İbn-i Ömer (r.a) şöyle buyurur:

“Nebiyy-i Ekrem Efendimiz (s.a.v) Ahzâb Günü:

«‒Herkes ikindi namazını Kuray­za Oğulları yurdunda kılsın!» buyurdular. Ashâb-ı kiramın bir kısmı, ikindi vaktine yoldayken girdi. Bunlar­ın bir kısmı:

«‒Oraya varıncaya kadar namaz kılma­yız!» dediler. Bir kısmı da:

“‒Bilâkis namazımızı yolda kılarız. Zîrâ Efendimiz bizden bunu istemedi (vakit girse bile orada kılmamızı murâd etmedi, yetişebilirsek orada kılmamızı emretti)» dediler.
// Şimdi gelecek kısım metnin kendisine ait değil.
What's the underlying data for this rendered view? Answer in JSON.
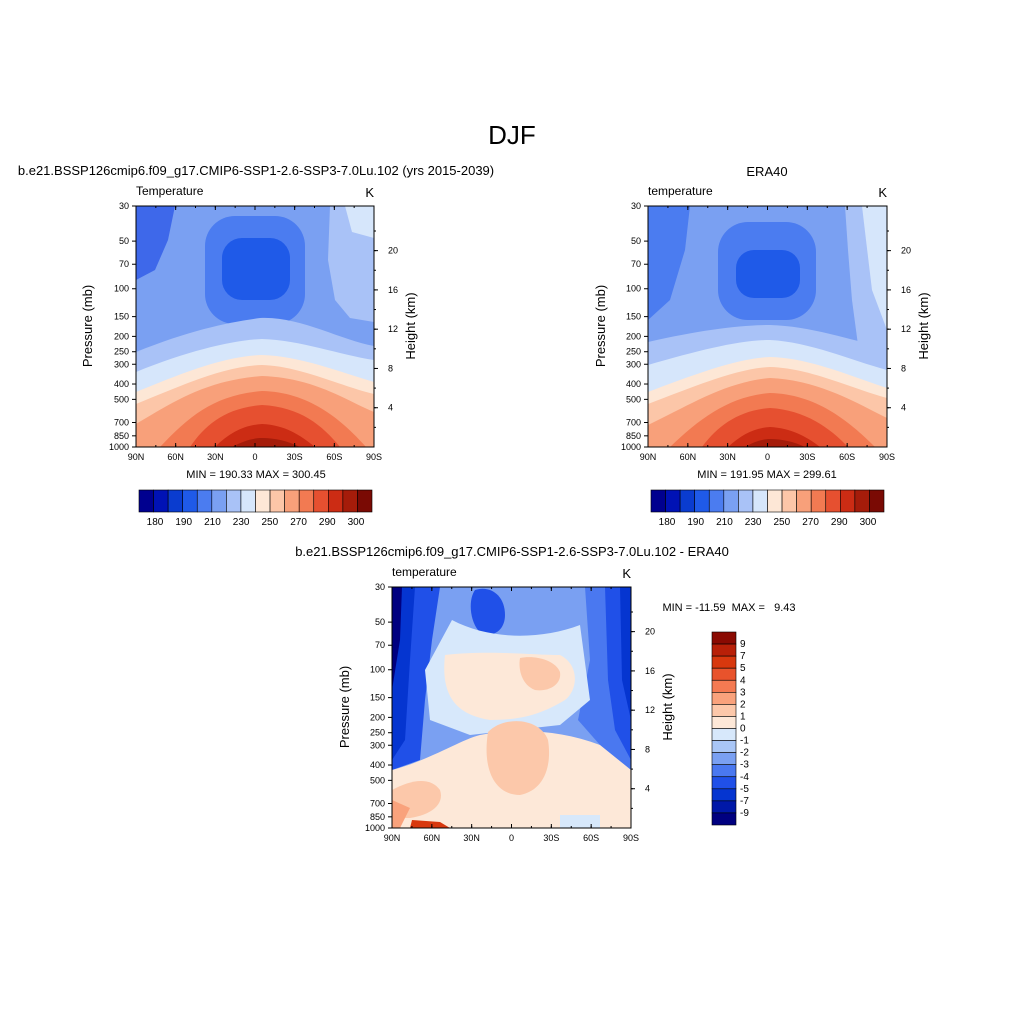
{
  "figure": {
    "title": "DJF"
  },
  "chart_data": [
    {
      "type": "heatmap",
      "title": "b.e21.BSSP126cmip6.f09_g17.CMIP6-SSP1-2.6-SSP3-7.0Lu.102 (yrs 2015-2039)",
      "variable": "Temperature",
      "units": "K",
      "ylabel": "Pressure (mb)",
      "y2label": "Height (km)",
      "xticks": [
        "90N",
        "60N",
        "30N",
        "0",
        "30S",
        "60S",
        "90S"
      ],
      "yticks": [
        "30",
        "50",
        "70",
        "100",
        "150",
        "200",
        "250",
        "300",
        "400",
        "500",
        "700",
        "850",
        "1000"
      ],
      "y2ticks": [
        "20",
        "16",
        "12",
        "8",
        "4"
      ],
      "stats": "MIN = 190.33  MAX = 300.45",
      "min": 190.33,
      "max": 300.45,
      "colorbar": {
        "orientation": "horizontal",
        "colors": [
          "#00008f",
          "#0012b5",
          "#0a3ccf",
          "#1f5ae8",
          "#4b7cf0",
          "#7aa0f2",
          "#a9c2f7",
          "#d6e6fb",
          "#fde7d6",
          "#fcc6a8",
          "#f8a07a",
          "#f27a52",
          "#e65030",
          "#cc2c14",
          "#a51c0a",
          "#7a0a04"
        ],
        "labels": [
          "180",
          "190",
          "210",
          "230",
          "250",
          "270",
          "290",
          "300"
        ]
      }
    },
    {
      "type": "heatmap",
      "title": "ERA40",
      "variable": "temperature",
      "units": "K",
      "ylabel": "Pressure (mb)",
      "y2label": "Height (km)",
      "xticks": [
        "90N",
        "60N",
        "30N",
        "0",
        "30S",
        "60S",
        "90S"
      ],
      "yticks": [
        "30",
        "50",
        "70",
        "100",
        "150",
        "200",
        "250",
        "300",
        "400",
        "500",
        "700",
        "850",
        "1000"
      ],
      "y2ticks": [
        "20",
        "16",
        "12",
        "8",
        "4"
      ],
      "stats": "MIN = 191.95  MAX = 299.61",
      "min": 191.95,
      "max": 299.61,
      "colorbar": {
        "orientation": "horizontal",
        "colors": [
          "#00008f",
          "#0012b5",
          "#0a3ccf",
          "#1f5ae8",
          "#4b7cf0",
          "#7aa0f2",
          "#a9c2f7",
          "#d6e6fb",
          "#fde7d6",
          "#fcc6a8",
          "#f8a07a",
          "#f27a52",
          "#e65030",
          "#cc2c14",
          "#a51c0a",
          "#7a0a04"
        ],
        "labels": [
          "180",
          "190",
          "210",
          "230",
          "250",
          "270",
          "290",
          "300"
        ]
      }
    },
    {
      "type": "heatmap",
      "title": "b.e21.BSSP126cmip6.f09_g17.CMIP6-SSP1-2.6-SSP3-7.0Lu.102 - ERA40",
      "variable": "temperature",
      "units": "K",
      "ylabel": "Pressure (mb)",
      "y2label": "Height (km)",
      "xticks": [
        "90N",
        "60N",
        "30N",
        "0",
        "30S",
        "60S",
        "90S"
      ],
      "yticks": [
        "30",
        "50",
        "70",
        "100",
        "150",
        "200",
        "250",
        "300",
        "400",
        "500",
        "700",
        "850",
        "1000"
      ],
      "y2ticks": [
        "20",
        "16",
        "12",
        "8",
        "4"
      ],
      "stats": "MIN = -11.59  MAX =   9.43",
      "min": -11.59,
      "max": 9.43,
      "colorbar": {
        "orientation": "vertical",
        "colors": [
          "#000080",
          "#0018a8",
          "#0535d0",
          "#2050e8",
          "#4a78f0",
          "#7aa0f2",
          "#a9c6f6",
          "#d7e8fb",
          "#fde8d8",
          "#fcc8aa",
          "#f9a27c",
          "#f47a52",
          "#e8532c",
          "#d8380e",
          "#b82008",
          "#8a0a02"
        ],
        "labels": [
          "9",
          "7",
          "5",
          "4",
          "3",
          "2",
          "1",
          "0",
          "-1",
          "-2",
          "-3",
          "-4",
          "-5",
          "-7",
          "-9"
        ]
      }
    }
  ]
}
Bu durum Nebiyy-i Ekrem Efendimiz’e arz edilince hiçbirinin yanlış yaptığını söylemediler.” (Buhârî, Meğâzî, 30)

BENİ KURAYZA GAZVESİ’NİN TEMEL SEBEBİ

Kurayza Oğulları, Benî Nadîr reislerinden Huyey bin Ahtâb’ın teşvîkiyle muâhedeyi bozarak Müslümanları iki ateş arasında bırakmışlar, daha evvel anlaşmalı oldukları Evs kabilesi reisi Sa’d ibn-i Muâz (r.a)’ın nasihatlerini de reddetmişlerdi.

Nebiyy- Ekrem Efendimiz (s.a.v) üç bin asker, otuz altı süvârî ile hicrî 5. senenin Zü’1-Kaʻde ayının sonlarına doğru hareket edip Kurayza Yahûdîlerini yirmi küsur gün muhasara ettiler. Zü’1-Hicce’nin 8’i perşembe günü Kurayza’yı teslîm alarak Medine’­ye döndüler.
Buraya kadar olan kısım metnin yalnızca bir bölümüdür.